Vendors that bid on the original RFP will have until Jan. 15 to revise their proposals.
After an extended bid period and a short-lived protest, the General Services Administration has rereleased the request for proposals for an e-commerce platform with some significant changes. However, vendors that didn’t bid on the original proposal won’t get another chance this time around.
The government buyers at GSA want federal employees to be able to purchase standard goods through a digital platform, similar to e-commerce platforms like Amazon. For the last few years, the agency has been working on a solicitation for just such a platform and released an RFP in October for “online e-marketplace platforms [that] feature multiple suppliers offering the same product and will allow buyers to decide which supplier/product combination meets their needs.”
The first instance of this platform will be a three-year, multiple-award pilot to test the marketplace idea. Once up and running, agencies will be able to purchase products directly through the portal for any transactions under the micropurchase threshold of $10,000.
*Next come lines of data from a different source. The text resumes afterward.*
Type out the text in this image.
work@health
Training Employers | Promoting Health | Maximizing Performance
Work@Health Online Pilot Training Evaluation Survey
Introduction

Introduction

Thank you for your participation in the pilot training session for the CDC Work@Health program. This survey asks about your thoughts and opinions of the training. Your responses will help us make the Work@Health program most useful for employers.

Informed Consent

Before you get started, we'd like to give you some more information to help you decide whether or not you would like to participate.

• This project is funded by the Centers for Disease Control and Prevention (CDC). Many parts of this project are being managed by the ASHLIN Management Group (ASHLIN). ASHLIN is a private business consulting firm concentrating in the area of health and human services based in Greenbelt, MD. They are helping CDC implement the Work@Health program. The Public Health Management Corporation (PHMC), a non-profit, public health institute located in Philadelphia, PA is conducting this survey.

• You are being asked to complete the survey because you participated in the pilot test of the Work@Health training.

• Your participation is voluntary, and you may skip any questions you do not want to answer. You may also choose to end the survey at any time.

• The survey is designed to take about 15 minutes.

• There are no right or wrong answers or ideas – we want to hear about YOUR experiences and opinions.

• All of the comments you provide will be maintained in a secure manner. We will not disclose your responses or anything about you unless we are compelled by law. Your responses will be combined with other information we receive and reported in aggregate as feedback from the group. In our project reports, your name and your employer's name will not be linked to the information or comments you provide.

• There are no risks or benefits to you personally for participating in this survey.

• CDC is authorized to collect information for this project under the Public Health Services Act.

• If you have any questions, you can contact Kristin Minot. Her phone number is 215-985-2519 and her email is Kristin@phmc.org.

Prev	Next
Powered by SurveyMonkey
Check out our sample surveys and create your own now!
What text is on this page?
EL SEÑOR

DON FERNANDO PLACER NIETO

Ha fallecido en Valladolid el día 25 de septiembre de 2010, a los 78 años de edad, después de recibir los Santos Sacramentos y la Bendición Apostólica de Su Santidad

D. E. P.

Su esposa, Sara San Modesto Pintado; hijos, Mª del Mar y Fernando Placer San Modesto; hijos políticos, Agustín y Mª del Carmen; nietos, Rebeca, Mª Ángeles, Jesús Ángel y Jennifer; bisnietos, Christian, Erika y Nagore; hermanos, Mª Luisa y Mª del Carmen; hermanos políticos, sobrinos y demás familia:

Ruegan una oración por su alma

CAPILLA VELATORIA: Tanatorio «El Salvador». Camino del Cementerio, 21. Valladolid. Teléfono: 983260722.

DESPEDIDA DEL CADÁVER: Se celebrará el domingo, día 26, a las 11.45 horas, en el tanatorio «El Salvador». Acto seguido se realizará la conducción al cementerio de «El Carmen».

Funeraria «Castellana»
After bids were submitted in mid-November, GSA received a protest of the solicitation, prompting the agency to pull it back and rework the RFP. The agency reissued the solicitation Wednesday, with revised bids due Jan. 15.
The revised solicitation includes several changes. The most important is the insertion of language in two places requiring bidders to provide a full, working solution rather than one developed in conjunction with GSA.
"Please note that prospective offerors must have a functioning e-marketplace platform with B2B capabilities that can meet the requirements identified,” the new text reads. “GSA is not seeking development services to build a new platform as that is not permissible under the authority granted under the Section 846 legislation."
GSA also added text to the RFP limiting the period of performance to the three-year base and asserting that the awards would not be extended beyond the initial proof of concept.
Analysts at The Pulse of GovCon offered a line-by-line look at revisions, down to changes in footnotes. Along with the addition of the “functioning e-marketplace platform” language, GSA officials removed some text from the documents, including this bolded line from the statement of objectives:
E-marketplace platform models that are eligible to participate in this contract connect buyers online to a virtual marketplace that sells either an e-marketplace provider’s products and third-party vendor products or only third-party vendor products. E-marketplace platform providers and third-party vendors are generally responsible for fulfilling orders for their respective products with some exceptions where the platform provider may complete order fulfillment on behalf of the third-party vendors. These online e-marketplace platforms feature multiple suppliers offering the same product and will allow buyers to decide which supplier/product combination meets their needs. Competition occurs at both the supplier and product levels in the e-marketplace platform model given the access to third-party suppliers’ products and potentially the e-marketplace platform provider’s products.
In a number of places, GSA also changed “required” to “important,” The Pulse noted.
“To me, this seems to be watering down the result and so the vendor isn’t backed into the corner,” analysts said, “A.K.A., this made it more vendor-friendly.”
Analysts also noted the absence of the government’s inspection requirements—section C.10 of the original RFP. The language—copied below from the original RFP—was removed entirely from the amended solicitation.
The Contractor is responsible for delivering services in accordance with the requirements in the [statement of objectives]. The [contracting officer] shall ensure performance of all necessary actions for effective contracting, ensure compliance with the contract terms, and shall safeguard the interests of the United States in the contractual relationship. The CO shall also assure that the contractor receives impartial, fair, and equitable treatment under this contract. The CO is ultimately responsible for the final determination of the adequacy of the contractor’s performance.
The CO may delegate surveillance and oversight responsibilities to the [contracting officer's reporesentative] and other authorized Government personnel at the CO’s discretion.
With these changes in place, GSA has extended the bid deadline to Jan. 15. However, only vendors who submitted bids to the original RFP by Nov. 15 are eligible to revise their proposals.
“New proposals will not be accepted by the government,” the RFP states.